— Чем ты бахвалишься, никчемный? — слова не задели самолюбия Маади, он давно уже вышел из той юной поры, когда чья–то грубая подначка могла вывести его из себя. — Магараджа развалин! Твой дом пристанище для обезьян и болотных свиней! И не тебе порицать нашу бедность, когда ты сам не в силах расплатиться с былыми долгами. Мы пришли требовать то, что ты должен нам со времен последнего совместного похода за Шаанг. Твои долги перед магараджей Акоши были достаточно велики, чтобы мы согласились на время отдать свою часть добычи, но ни полученного нами в бою, ни возмещения, обещанного тобой, мы так и не дождались!
— Мы возьмем все, что оценим достойным нашей утраты, — поддержал Маади один из раджей, стоявших у него спиной. — Таково древнее правило взимания долга!
— Но ты можешь расплатиться сейчас, о великий хозяин рассыпающегося дворца, — громко хмыкнул другой вольный вождь.
— Шакалы, — как–то безразлично протянул Ранджан, глаза которого затуманивал дым опия. — Вы выглядите сейчас так жалко.

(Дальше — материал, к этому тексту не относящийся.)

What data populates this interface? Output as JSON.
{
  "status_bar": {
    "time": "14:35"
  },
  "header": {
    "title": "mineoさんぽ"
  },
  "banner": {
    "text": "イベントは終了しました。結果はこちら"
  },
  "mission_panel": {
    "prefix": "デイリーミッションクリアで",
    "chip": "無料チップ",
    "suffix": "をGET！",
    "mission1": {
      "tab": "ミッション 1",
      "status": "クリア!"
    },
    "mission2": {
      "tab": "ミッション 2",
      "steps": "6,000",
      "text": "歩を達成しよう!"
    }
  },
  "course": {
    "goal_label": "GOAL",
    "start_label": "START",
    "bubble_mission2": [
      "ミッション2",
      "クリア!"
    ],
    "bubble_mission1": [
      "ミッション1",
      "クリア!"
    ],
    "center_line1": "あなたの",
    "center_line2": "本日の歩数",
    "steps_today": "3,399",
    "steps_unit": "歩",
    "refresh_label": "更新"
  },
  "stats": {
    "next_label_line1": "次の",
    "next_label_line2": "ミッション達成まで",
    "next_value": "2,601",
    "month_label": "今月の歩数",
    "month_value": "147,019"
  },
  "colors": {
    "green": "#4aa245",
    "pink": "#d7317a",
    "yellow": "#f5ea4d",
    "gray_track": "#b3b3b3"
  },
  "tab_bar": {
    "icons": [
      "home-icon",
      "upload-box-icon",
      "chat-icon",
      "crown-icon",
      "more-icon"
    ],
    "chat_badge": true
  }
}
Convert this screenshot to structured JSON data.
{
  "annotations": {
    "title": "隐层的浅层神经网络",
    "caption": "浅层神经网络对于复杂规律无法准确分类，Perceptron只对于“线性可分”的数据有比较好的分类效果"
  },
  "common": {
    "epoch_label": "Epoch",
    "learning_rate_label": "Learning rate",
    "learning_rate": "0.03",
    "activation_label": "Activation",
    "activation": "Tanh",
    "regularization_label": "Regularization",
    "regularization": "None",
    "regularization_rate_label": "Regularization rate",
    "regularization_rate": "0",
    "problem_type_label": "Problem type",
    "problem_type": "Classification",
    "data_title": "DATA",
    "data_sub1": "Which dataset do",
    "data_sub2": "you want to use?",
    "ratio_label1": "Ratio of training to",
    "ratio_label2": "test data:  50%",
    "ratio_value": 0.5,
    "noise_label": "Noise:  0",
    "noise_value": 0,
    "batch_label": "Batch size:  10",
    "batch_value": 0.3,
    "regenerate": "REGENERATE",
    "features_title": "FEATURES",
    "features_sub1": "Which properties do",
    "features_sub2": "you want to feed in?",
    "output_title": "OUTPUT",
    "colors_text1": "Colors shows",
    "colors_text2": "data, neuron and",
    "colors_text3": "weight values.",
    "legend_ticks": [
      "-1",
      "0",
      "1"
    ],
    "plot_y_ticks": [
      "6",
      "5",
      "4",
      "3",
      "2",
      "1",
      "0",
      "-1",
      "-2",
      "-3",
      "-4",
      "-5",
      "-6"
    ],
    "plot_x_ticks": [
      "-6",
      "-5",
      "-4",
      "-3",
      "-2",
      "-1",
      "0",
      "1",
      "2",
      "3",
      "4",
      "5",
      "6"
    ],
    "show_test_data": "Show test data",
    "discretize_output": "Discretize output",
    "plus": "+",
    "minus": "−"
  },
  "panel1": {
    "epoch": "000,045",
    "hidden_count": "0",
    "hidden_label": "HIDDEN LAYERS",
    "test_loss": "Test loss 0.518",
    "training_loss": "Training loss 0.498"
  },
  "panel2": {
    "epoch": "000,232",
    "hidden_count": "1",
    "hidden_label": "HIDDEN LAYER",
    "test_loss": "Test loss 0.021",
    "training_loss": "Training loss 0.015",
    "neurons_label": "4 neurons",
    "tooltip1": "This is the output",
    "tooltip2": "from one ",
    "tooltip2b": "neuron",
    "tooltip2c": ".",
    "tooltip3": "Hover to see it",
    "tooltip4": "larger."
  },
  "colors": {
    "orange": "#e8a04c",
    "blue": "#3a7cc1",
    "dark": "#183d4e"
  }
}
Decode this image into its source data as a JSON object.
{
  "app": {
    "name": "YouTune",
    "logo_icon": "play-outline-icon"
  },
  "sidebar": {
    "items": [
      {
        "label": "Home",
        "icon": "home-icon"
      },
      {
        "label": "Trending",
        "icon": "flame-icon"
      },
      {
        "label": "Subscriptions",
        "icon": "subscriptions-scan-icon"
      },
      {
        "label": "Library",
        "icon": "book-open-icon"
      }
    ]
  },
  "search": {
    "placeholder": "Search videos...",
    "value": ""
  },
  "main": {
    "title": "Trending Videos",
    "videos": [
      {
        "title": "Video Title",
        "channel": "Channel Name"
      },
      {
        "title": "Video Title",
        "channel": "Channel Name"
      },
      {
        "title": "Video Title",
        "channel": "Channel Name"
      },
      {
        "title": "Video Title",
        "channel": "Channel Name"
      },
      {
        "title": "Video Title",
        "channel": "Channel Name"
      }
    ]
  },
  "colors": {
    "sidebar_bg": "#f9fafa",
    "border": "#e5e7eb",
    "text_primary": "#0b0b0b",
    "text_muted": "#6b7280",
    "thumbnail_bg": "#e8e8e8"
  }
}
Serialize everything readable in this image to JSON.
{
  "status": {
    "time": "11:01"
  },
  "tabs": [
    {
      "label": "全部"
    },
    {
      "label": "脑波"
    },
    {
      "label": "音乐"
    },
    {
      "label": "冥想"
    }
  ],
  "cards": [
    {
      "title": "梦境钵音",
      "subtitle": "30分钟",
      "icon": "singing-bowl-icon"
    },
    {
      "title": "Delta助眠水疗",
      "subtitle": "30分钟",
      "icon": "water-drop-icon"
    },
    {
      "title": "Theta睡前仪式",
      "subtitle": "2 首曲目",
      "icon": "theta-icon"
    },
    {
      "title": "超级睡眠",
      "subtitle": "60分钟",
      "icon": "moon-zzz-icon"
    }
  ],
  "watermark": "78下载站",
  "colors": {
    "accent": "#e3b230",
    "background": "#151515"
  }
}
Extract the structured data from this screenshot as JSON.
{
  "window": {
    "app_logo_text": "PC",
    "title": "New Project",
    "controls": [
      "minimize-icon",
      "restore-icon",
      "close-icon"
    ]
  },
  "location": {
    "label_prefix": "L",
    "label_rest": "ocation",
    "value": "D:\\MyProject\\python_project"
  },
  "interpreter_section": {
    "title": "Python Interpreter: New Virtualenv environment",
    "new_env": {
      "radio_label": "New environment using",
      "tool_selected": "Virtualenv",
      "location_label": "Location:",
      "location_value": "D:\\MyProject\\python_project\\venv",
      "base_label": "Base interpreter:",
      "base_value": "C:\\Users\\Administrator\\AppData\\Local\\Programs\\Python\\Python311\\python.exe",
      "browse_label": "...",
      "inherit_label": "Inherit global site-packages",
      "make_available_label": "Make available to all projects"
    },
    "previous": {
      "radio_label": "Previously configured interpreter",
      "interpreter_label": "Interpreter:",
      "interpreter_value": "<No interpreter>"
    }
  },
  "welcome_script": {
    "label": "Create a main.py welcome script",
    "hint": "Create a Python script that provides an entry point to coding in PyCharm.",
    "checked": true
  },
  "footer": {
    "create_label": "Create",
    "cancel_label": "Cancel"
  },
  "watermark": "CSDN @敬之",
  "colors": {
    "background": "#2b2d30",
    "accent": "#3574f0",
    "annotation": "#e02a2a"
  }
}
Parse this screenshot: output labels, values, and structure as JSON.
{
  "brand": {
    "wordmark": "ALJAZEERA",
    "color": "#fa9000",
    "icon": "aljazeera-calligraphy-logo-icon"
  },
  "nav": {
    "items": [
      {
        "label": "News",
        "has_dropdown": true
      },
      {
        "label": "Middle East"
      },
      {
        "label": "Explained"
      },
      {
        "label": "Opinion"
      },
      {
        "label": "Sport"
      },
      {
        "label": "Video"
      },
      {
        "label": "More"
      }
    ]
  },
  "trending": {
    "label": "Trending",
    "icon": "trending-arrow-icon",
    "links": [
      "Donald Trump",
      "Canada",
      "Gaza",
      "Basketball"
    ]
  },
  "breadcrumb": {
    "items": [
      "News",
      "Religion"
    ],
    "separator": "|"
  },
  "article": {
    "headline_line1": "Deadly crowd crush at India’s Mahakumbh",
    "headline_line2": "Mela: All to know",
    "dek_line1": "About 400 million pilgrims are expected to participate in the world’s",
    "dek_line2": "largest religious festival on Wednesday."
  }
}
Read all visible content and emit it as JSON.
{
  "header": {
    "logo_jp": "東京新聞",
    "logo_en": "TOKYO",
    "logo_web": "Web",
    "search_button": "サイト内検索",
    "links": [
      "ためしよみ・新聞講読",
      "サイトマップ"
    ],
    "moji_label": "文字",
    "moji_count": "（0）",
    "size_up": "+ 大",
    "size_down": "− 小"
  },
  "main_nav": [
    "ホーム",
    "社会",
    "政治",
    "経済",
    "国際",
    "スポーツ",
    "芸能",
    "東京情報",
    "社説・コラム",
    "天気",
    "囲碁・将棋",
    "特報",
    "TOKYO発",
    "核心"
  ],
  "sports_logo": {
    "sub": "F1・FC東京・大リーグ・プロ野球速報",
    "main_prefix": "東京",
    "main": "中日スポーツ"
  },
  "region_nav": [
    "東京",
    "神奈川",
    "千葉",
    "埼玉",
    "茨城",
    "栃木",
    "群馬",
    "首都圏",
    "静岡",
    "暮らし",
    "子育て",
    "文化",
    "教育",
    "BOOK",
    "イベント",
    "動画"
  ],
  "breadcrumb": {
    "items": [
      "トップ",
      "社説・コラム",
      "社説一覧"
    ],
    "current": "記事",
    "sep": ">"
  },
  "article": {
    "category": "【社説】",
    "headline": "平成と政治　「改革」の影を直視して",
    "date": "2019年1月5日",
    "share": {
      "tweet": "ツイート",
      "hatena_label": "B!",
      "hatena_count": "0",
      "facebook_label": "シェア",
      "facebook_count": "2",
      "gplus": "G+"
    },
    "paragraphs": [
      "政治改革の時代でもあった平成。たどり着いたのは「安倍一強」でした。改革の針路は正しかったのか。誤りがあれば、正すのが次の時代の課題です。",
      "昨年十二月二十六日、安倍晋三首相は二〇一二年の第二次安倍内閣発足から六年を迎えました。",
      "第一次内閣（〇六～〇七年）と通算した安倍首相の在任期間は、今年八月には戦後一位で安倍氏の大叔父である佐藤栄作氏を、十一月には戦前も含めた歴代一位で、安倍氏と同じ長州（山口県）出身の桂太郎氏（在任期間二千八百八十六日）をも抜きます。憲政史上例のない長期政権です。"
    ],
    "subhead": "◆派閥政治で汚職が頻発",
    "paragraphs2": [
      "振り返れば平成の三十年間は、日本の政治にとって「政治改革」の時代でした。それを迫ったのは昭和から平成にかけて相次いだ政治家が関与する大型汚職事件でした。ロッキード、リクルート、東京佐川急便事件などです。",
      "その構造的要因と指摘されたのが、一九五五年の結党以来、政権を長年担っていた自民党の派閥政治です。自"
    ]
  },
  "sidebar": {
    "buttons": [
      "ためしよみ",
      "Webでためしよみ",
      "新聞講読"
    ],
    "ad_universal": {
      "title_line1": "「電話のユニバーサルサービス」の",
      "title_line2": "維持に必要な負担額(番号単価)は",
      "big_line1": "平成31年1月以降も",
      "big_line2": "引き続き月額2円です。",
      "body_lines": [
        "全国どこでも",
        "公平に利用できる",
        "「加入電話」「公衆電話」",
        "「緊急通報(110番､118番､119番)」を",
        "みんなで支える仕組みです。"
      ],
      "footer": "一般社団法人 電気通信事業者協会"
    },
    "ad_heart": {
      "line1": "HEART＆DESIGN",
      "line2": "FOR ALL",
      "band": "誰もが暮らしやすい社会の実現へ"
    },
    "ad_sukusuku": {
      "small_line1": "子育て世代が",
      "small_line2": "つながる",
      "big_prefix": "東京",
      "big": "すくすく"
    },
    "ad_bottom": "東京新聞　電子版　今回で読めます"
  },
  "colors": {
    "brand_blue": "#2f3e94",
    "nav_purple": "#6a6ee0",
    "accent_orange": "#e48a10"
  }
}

Все, что вы можете, это требовать, но никогда не сумеете взять. Ваши люди бегут из ваших шатров к моим очагам, ваши деньги оттягивают сумы и карманы моих воинов. Но разве кто–то из вас может хоть что–то взять сам? Даже в тот последний поход вы пошли следом за мной, а не предприняли что–либо сами.
Маади нахмурился, готовясь возразить распоясавшемуся Осквернителю, но Ранджан небрежно сунул руку в одну из подушек и брезгливым жестом швырнул к ногам раджей целую пригоршню золотых монет. Благородный металл застучал по каменным плитам, и блестящие кружки покатились в разные стороны, заставляя вождей замереть в изумлении. Ранджан, тем временем, продолжил бросать золото, будто проросшее сырое зерно, которое не годилось даже на корм для скота.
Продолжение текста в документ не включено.